In the present case, since a 6.0 mm bronchoscope could be negotiated beyond the growth from the posterolateral side, therefore the internal diameter of the ETT required to bypass the growth ought to be less than outer diameter of bronchoscope to minimize the mechanical deformation of the tumor. Further the growth was situated at a distance of 9 cm from the vocal cords; therefore, an ETT with sufficient length to bypass the same was necessary. Therefore, primarily MLS tube was chosen for initial intubation distal to tumor because of its extra length (32 cm) as compared to PVC tube. Since it is comparatively soft it is less likely to be traumatic to the growth. It has a larger cuff which provides better contact and seal and less movement with positive pressure ventilation. Search of the literature did not reveal the use of MLS tube for securing the definitive airway for low tracheal tumor. Intubation of both MSB was done to achieve bilateral ventilation through Y-connector attached to anesthesia machine. Bilateral MSB intubation was done as the patient did not tolerate one-lung ventilation by endobronchial placement of MLS tube at the time of positioning of the patient. In a similar report, Theman et al. have described the use of bilateral endobronchial intubation in two cases using two anesthesia machines in a carinal tumor.[20] There has been a previous report of use of bilateral endobronchial microlaryngeal tubes for maintenance of ventilation in large trachea- esophageal fistula at the level of carina.[21]

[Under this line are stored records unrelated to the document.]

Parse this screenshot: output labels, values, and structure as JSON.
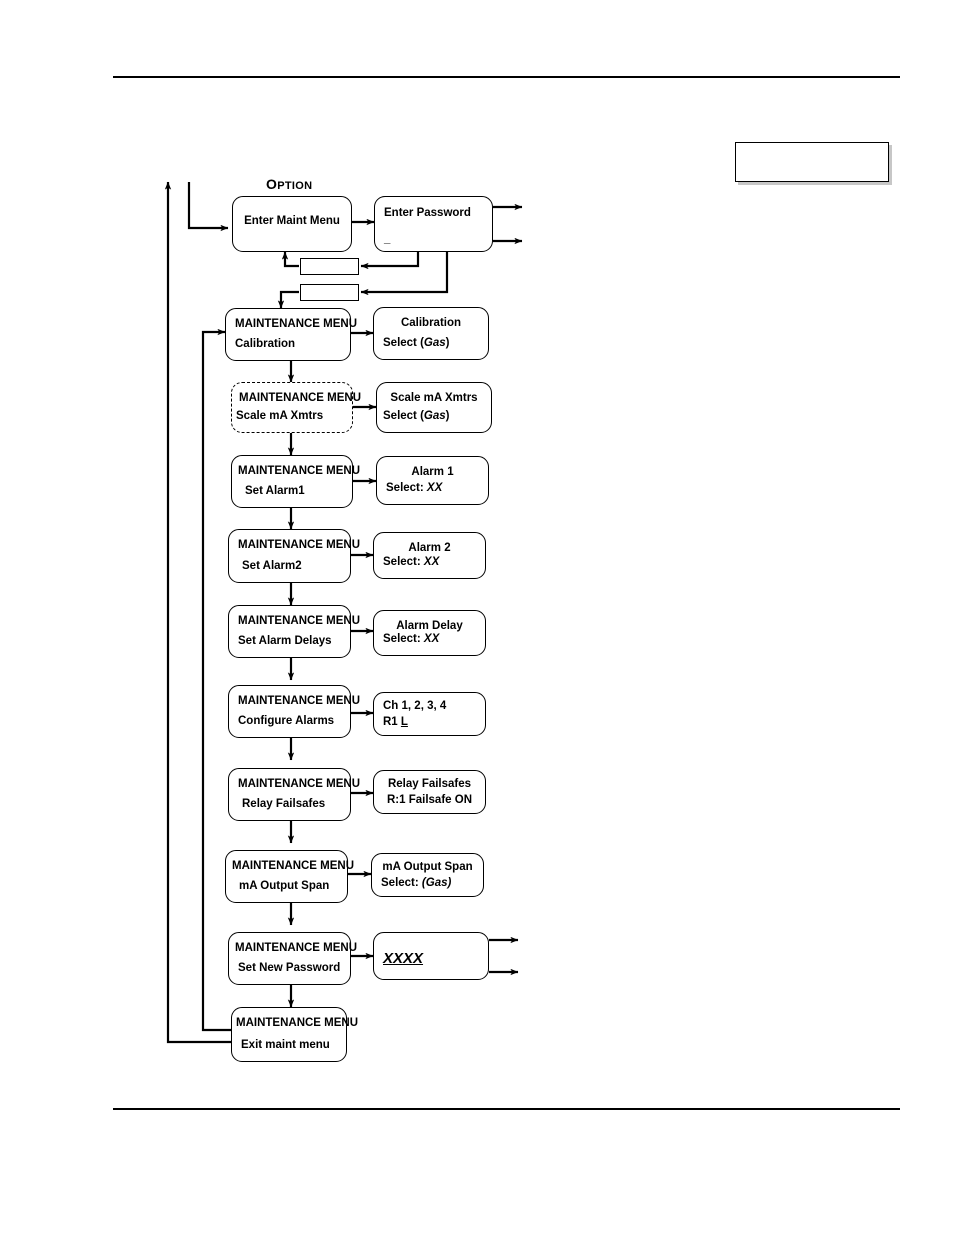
{
  "page": {
    "title": "Maintenance Menu Flowchart",
    "option_label_first": "O",
    "option_label_rest": "PTION",
    "note_box_text": ""
  },
  "top_row": {
    "enter_maint_menu": {
      "line1": "Enter Maint Menu",
      "line2": ""
    },
    "enter_password": {
      "line1": "Enter Password",
      "line2": "_"
    },
    "mini_box_1": "",
    "mini_box_2": ""
  },
  "menu_items": [
    {
      "id": "calibration",
      "left": {
        "line1": "MAINTENANCE  MENU",
        "line2": "Calibration",
        "dashed": false
      },
      "right": {
        "line1": "Calibration",
        "line2_prefix": "Select (",
        "line2_italic": "Gas",
        "line2_suffix": ")"
      }
    },
    {
      "id": "scale-ma-xmtrs",
      "left": {
        "line1": "MAINTENANCE  MENU",
        "line2": "Scale mA  Xmtrs",
        "dashed": true
      },
      "right": {
        "line1": "Scale mA Xmtrs",
        "line2_prefix": "Select (",
        "line2_italic": "Gas",
        "line2_suffix": ")"
      }
    },
    {
      "id": "set-alarm1",
      "left": {
        "line1": "MAINTENANCE  MENU",
        "line2": "Set Alarm1",
        "dashed": false
      },
      "right": {
        "line1": "Alarm 1",
        "line2_prefix": "Select: ",
        "line2_italic": "XX",
        "line2_suffix": ""
      }
    },
    {
      "id": "set-alarm2",
      "left": {
        "line1": "MAINTENANCE  MENU",
        "line2": "Set Alarm2",
        "dashed": false
      },
      "right": {
        "line1": "Alarm 2",
        "line2_prefix": "Select: ",
        "line2_italic": "XX",
        "line2_suffix": ""
      }
    },
    {
      "id": "set-alarm-delays",
      "left": {
        "line1": "MAINTENANCE  MENU",
        "line2": "Set Alarm Delays",
        "dashed": false
      },
      "right": {
        "line1": "Alarm Delay",
        "line2_prefix": "Select: ",
        "line2_italic": "XX",
        "line2_suffix": ""
      }
    },
    {
      "id": "configure-alarms",
      "left": {
        "line1": "MAINTENANCE  MENU",
        "line2": "Configure Alarms",
        "dashed": false
      },
      "right": {
        "line1": "Ch 1, 2, 3, 4",
        "line2_prefix": "R1 ",
        "line2_underline": "L",
        "line2_suffix": ""
      }
    },
    {
      "id": "relay-failsafes",
      "left": {
        "line1": "MAINTENANCE  MENU",
        "line2": "Relay Failsafes",
        "dashed": false
      },
      "right": {
        "line1": "Relay Failsafes",
        "line2_prefix": "R:1 Failsafe ON",
        "line2_suffix": ""
      }
    },
    {
      "id": "ma-output-span",
      "left": {
        "line1": "MAINTENANCE  MENU",
        "line2": "mA Output Span",
        "dashed": false
      },
      "right": {
        "line1": "mA Output Span",
        "line2_prefix": "Select: ",
        "line2_italic": "(Gas)",
        "line2_suffix": ""
      }
    },
    {
      "id": "set-new-password",
      "left": {
        "line1": "MAINTENANCE  MENU",
        "line2": "Set New Password",
        "dashed": false
      },
      "right": {
        "line1": "",
        "line2_italic": "XXXX",
        "line2_suffix": ""
      }
    },
    {
      "id": "exit-maint-menu",
      "left": {
        "line1": "MAINTENANCE  MENU",
        "line2": "Exit maint menu",
        "dashed": false
      },
      "right": null
    }
  ],
  "colors": {
    "ink": "#000000",
    "paper": "#ffffff"
  }
}
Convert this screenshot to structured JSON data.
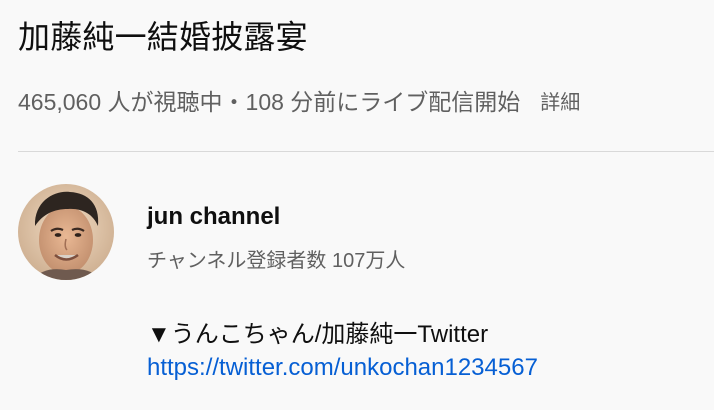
{
  "video": {
    "title": "加藤純一結婚披露宴",
    "meta": "465,060 人が視聴中・108 分前にライブ配信開始",
    "details_label": "詳細"
  },
  "channel": {
    "name": "jun channel",
    "subscribers": "チャンネル登録者数 107万人",
    "avatar_icon": "channel-avatar"
  },
  "description": {
    "line": "▼うんこちゃん/加藤純一Twitter",
    "link_text": "https://twitter.com/unkochan1234567"
  },
  "colors": {
    "background": "#f9f9f9",
    "primary_text": "#0f0f0f",
    "secondary_text": "#606060",
    "link": "#065fd4",
    "divider": "#d9d9d9"
  }
}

Early extubation is desirable in these cases to avoid tension on the suture line by the ETT cuff and adverse effects of mechanical ventilation. Since the patient fulfilled the extubation criteria, same was done in the present case.[3]

CONCLUSION

We recommend the use of extralong, soft, small sized MLS tube in tumors proximal to carina, for securing the airway before the transection of trachea and bilateral endobronchial intubation with small sized cuffed ETTs for maintenance of ventilation after the transection of trachea in patients with mass in the lower trachea. Good communication, coordination and cooperation between the surgeon and the anesthesiologist are mandatory throughout the perioperative period for a successful outcome. However, the anesthesiologist should have knowledge of other airway management techniques and be ready with an alternative plan in case of failure.

Footnotes

Source of Support: Nil

Conflict of Interest: None declared.